3.9.03

New Yawkish memories

I actually went out to New York in the early 70's when SoHo was just jelling as a cultural matrix. I earned a certain amount of street cred by living in abandoned buildings, painting on doors I found discarded in the bowery, reading poetry at St. Mark's Place, exchanging views with Edward Allbee and drinking beer with Willem DeKoonig.

Here is a Dekoonig story. He was pretty old by the time I would run into him. I tended to stay down at the Broome Street Bar where the pretty waitresses were. The Name artists would come down there at times, and sometimes they would set foot in the fancy decor of the Spring Street Bar, but mostly they stayed up at the Cedar Bar, tending the dimming flames of what they called Heterosexual Alchoholic Abstract Expressionism to distinguish themselves from the gay pop/ straight minimalist crowd. One day my friend Bill invited me to meet him at the Cedar. When I showed up, he waved from a corner booth near the door, where he was sitting next to a gnarled old guy in rumpled work clothes. "Jeff, meet deKoonig. Bill, this is Jeff" my friend said. DeKoonig, and it was him, looked at me with piercing blue eyes. I don't remember much of the afternoon, but I remember him telling me about how he came to terms with a certain shade of blue in one of his paintings. "I had this red, here" he indicated a spot, "and I wanted to put this blue here" he said, jabbing a spot adjacent to that where the red lived. "I asked myself how could I put that blue next to that red. I thought about what the guy that was coming over to look at my paintings would say. I said to hell with it and just DID IT." He laughed, and Bill and I laughed but we didn't know why we laughed and we all drank and we all knew exactly why we drank...

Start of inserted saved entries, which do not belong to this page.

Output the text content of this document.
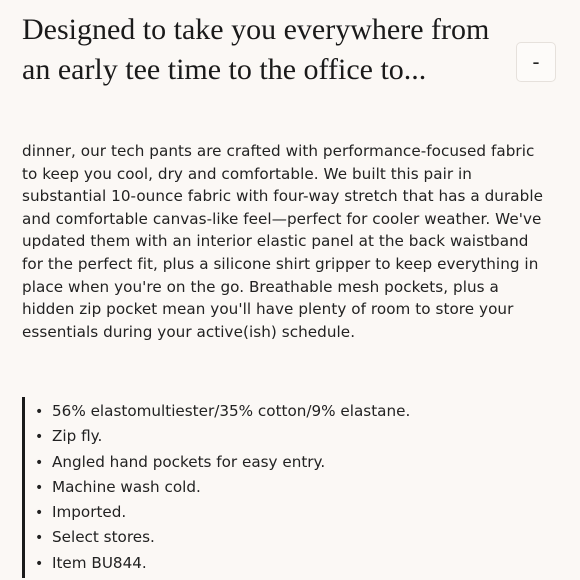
Designed to take you everywhere from an early tee time to the office to...	-

dinner, our tech pants are crafted with performance-focused fabric to keep you cool, dry and comfortable. We built this pair in substantial 10-ounce fabric with four-way stretch that has a durable and comfortable canvas-like feel—perfect for cooler weather. We've updated them with an interior elastic panel at the back waistband for the perfect fit, plus a silicone shirt gripper to keep everything in place when you're on the go. Breathable mesh pockets, plus a hidden zip pocket mean you'll have plenty of room to store your essentials during your active(ish) schedule.

• 56% elastomultiester/35% cotton/9% elastane.
• Zip fly.
• Angled hand pockets for easy entry.
• Machine wash cold.
• Imported.
• Select stores.
• Item BU844.
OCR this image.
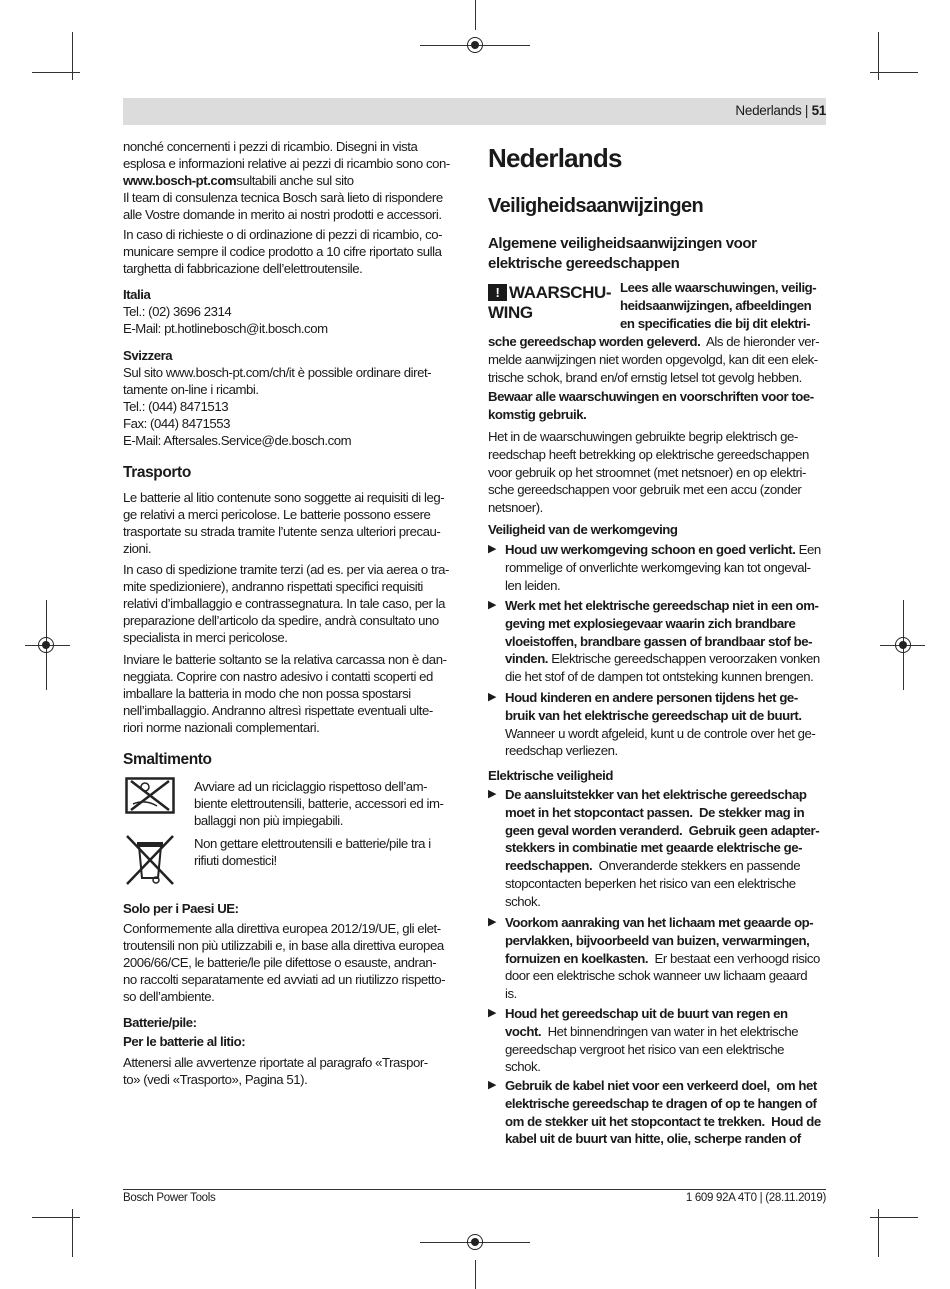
Nederlands | 51
nonché concernenti i pezzi di ricambio. Disegni in vista
esplosa e informazioni relative ai pezzi di ricambio sono con-
www.bosch-pt.comsultabili anche sul sito
Il team di consulenza tecnica Bosch sarà lieto di rispondere
alle Vostre domande in merito ai nostri prodotti e accessori.
In caso di richieste o di ordinazione di pezzi di ricambio, co-
municare sempre il codice prodotto a 10 cifre riportato sulla
targhetta di fabbricazione dell’elettroutensile.
Italia
Tel.: (02) 3696 2314
E-Mail: pt.hotlinebosch@it.bosch.com
Svizzera
Sul sito www.bosch-pt.com/ch/it è possible ordinare diret-
tamente on-line i ricambi.
Tel.: (044) 8471513
Fax: (044) 8471553
E-Mail: Aftersales.Service@de.bosch.com
Trasporto
Le batterie al litio contenute sono soggette ai requisiti di leg-
ge relativi a merci pericolose. Le batterie possono essere
trasportate su strada tramite l’utente senza ulteriori precau-
zioni.
In caso di spedizione tramite terzi (ad es. per via aerea o tra-
mite spedizioniere), andranno rispettati specifici requisiti
relativi d’imballaggio e contrassegnatura. In tale caso, per la
preparazione dell’articolo da spedire, andrà consultato uno
specialista in merci pericolose.
Inviare le batterie soltanto se la relativa carcassa non è dan-
neggiata. Coprire con nastro adesivo i contatti scoperti ed
imballare la batteria in modo che non possa spostarsi
nell’imballaggio. Andranno altresì rispettate eventuali ulte-
riori norme nazionali complementari.
Smaltimento
Avviare ad un riciclaggio rispettoso dell’am-
biente elettroutensili, batterie, accessori ed im-
ballaggi non più impiegabili.
Non gettare elettroutensili e batterie/pile tra i
rifiuti domestici!
Solo per i Paesi UE:
Conformemente alla direttiva europea 2012/19/UE, gli elet-
troutensili non più utilizzabili e, in base alla direttiva europea
2006/66/CE, le batterie/le pile difettose o esauste, andran-
no raccolti separatamente ed avviati ad un riutilizzo rispetto-
so dell’ambiente.
Batterie/pile:
Per le batterie al litio:
Attenersi alle avvertenze riportate al paragrafo «Traspor-
to» (vedi «Trasporto», Pagina 51).
Nederlands
Veiligheidsaanwijzingen
Algemene veiligheidsaanwijzingen voor
elektrische gereedschappen
! WAARSCHU-
WING
Lees alle waarschuwingen, veilig-
heidsaanwijzingen, afbeeldingen
en specificaties die bij dit elektri-
sche gereedschap worden geleverd.  Als de hieronder ver-
melde aanwijzingen niet worden opgevolgd, kan dit een elek-
trische schok, brand en/of ernstig letsel tot gevolg hebben.
Bewaar alle waarschuwingen en voorschriften voor toe-
komstig gebruik.
Het in de waarschuwingen gebruikte begrip elektrisch ge-
reedschap heeft betrekking op elektrische gereedschappen
voor gebruik op het stroomnet (met netsnoer) en op elektri-
sche gereedschappen voor gebruik met een accu (zonder
netsnoer).
Veiligheid van de werkomgeving
▶ Houd uw werkomgeving schoon en goed verlicht. Een
rommelige of onverlichte werkomgeving kan tot ongeval-
len leiden.
▶ Werk met het elektrische gereedschap niet in een om-
geving met explosiegevaar waarin zich brandbare
vloeistoffen, brandbare gassen of brandbaar stof be-
vinden. Elektrische gereedschappen veroorzaken vonken
die het stof of de dampen tot ontsteking kunnen brengen.
▶ Houd kinderen en andere personen tijdens het ge-
bruik van het elektrische gereedschap uit de buurt.
Wanneer u wordt afgeleid, kunt u de controle over het ge-
reedschap verliezen.
Elektrische veiligheid
▶ De aansluitstekker van het elektrische gereedschap
moet in het stopcontact passen.  De stekker mag in
geen geval worden veranderd.  Gebruik geen adapter-
stekkers in combinatie met geaarde elektrische ge-
reedschappen.  Onveranderde stekkers en passende
stopcontacten beperken het risico van een elektrische
schok.
▶ Voorkom aanraking van het lichaam met geaarde op-
pervlakken, bijvoorbeeld van buizen, verwarmingen,
fornuizen en koelkasten.  Er bestaat een verhoogd risico
door een elektrische schok wanneer uw lichaam geaard
is.
▶ Houd het gereedschap uit de buurt van regen en
vocht.  Het binnendringen van water in het elektrische
gereedschap vergroot het risico van een elektrische
schok.
▶ Gebruik de kabel niet voor een verkeerd doel,  om het
elektrische gereedschap te dragen of op te hangen of
om de stekker uit het stopcontact te trekken.  Houd de
kabel uit de buurt van hitte, olie, scherpe randen of
Bosch Power Tools	1 609 92A 4T0 | (28.11.2019)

I met a lot of other famous and near famous artists, and worked briefly as a studio assistant to a guy who had about thirty shows going on all over the world at any given time. He had an aggressive agent in Holland who kept his work moving, and he made a ton of money painting floor to ceiling paintings of individual flowers in a kind of neo - manet style, think the bull fighter with its totally abstract background and curiously unsentimental rendering of a fairly dramatic subject.



Today "N" called and complained that an 80-year-old woman sculptor beat him out of a commission for the new library. Anyone who has ever entered a competition for real work can empathize with him for not winning. But you'd think he could crack a smile about being beaten by an 80-year-old woman. Nah. He expected me to commiserate, and I couldn't.

I told him about the ordeal of the move, including how I went blind in my left eye for a week after giving up the keys to the old place. He was very sympathetic, and asked if there was anything he could do to help me. I believed he meant it, and said if I could think of anything I would let him know.

The idea of "art" as an identity or career is not real high on my list of interests at the moment. I haven't reached the nadir of cultural disaffection that moved Goebbels to say that everytime he heard the word "culture" he reached for his revolver. But I am not likely to cross the street to see an art show these days.

Today, driving to work, I thought about adversity. I am tired of adversity, but I am always ready for it. I am not tired of art, but I am never ready for it.

Maybe I will do some drawing on the deck this evening. Who knows, maybe I will put some blue next to some red in the drawing, and laugh with the best of them.